Aujourd’hui, en Wallonie, la grande dispersion de l’habitat dans les zones périurbaines induit des besoins démesurés en déplacement, pour se rendre sur son lieu de travail ou de loisirs. Cela se traduit par des besoins en carburant intenables (facture d’approvisionnement, saturation du réseau routier, pollutions, émissions de CO2, …).
D’où l’intérêt de cette investigation sur les possibles aménagements du territoire. Thierry Brechet (CORE-UCL), qui orchestrait cette recherche pour la Conférence Permanente du Développement Territorial (CPDT), nous en explique le …mobile
Jean Cech (Renouvelle) : Pourquoi cette recherche ?
Thierry Brechet (CORE-UCL): A l’origine, nous nous étions surtout intéressés aux liens entre l’aménagement du territoire et le pic pétrolier.

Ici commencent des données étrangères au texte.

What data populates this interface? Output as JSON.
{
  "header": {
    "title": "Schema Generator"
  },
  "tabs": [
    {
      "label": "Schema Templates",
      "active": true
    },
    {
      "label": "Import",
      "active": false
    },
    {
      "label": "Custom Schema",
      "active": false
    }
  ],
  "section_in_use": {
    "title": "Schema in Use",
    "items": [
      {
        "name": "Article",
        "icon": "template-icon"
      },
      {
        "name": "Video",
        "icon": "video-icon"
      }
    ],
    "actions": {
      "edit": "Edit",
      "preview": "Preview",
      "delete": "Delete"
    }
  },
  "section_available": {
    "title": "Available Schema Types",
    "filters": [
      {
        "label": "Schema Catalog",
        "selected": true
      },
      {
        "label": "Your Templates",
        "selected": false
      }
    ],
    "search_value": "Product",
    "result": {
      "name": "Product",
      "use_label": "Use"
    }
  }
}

Nous cherchions à en dégager les impacts territoriaux et à imaginer comment une région comme la Wallonie pourrait, à travers l’aménagement du territoire, atténuer l’impact d’un pic pétrolier. Ce qui nous a conduit par la suite à élargir notre propos à la question de la transition énergétique à l’horizon de 2050, toujours dans la dimension territoriale.
Jean Cech : En quoi votre approche était-elle originale ?
T.B. : Par sa double dimension qualitative et quantitative. Nous avons en effet opté pour une approche prospective et des scénarios délibérément narratifs, avec la volonté de quantifier ensuite l’ensemble de ces éléments – énergie, mobilité, pression foncière, etc. – de manière à dégager des indicateurs pertinents sur le plan opérationnel. Il ne s’agit donc pas d’établir des prévisions chiffrées, mais de fournir, au sein de ces scénarios, des ordres de grandeur qui mettent en cohérence les différentes interrelations établies entre aménagement du territoire et politique énergétique. L’objectif est d’appréhender d’une manière systémique la transition énergétique sous ses différentes dimensions pour dégager des visions globales, toujours à travers un regard territorial. La volonté n’était donc pas d’aller dans les détails des chiffres et des technologies.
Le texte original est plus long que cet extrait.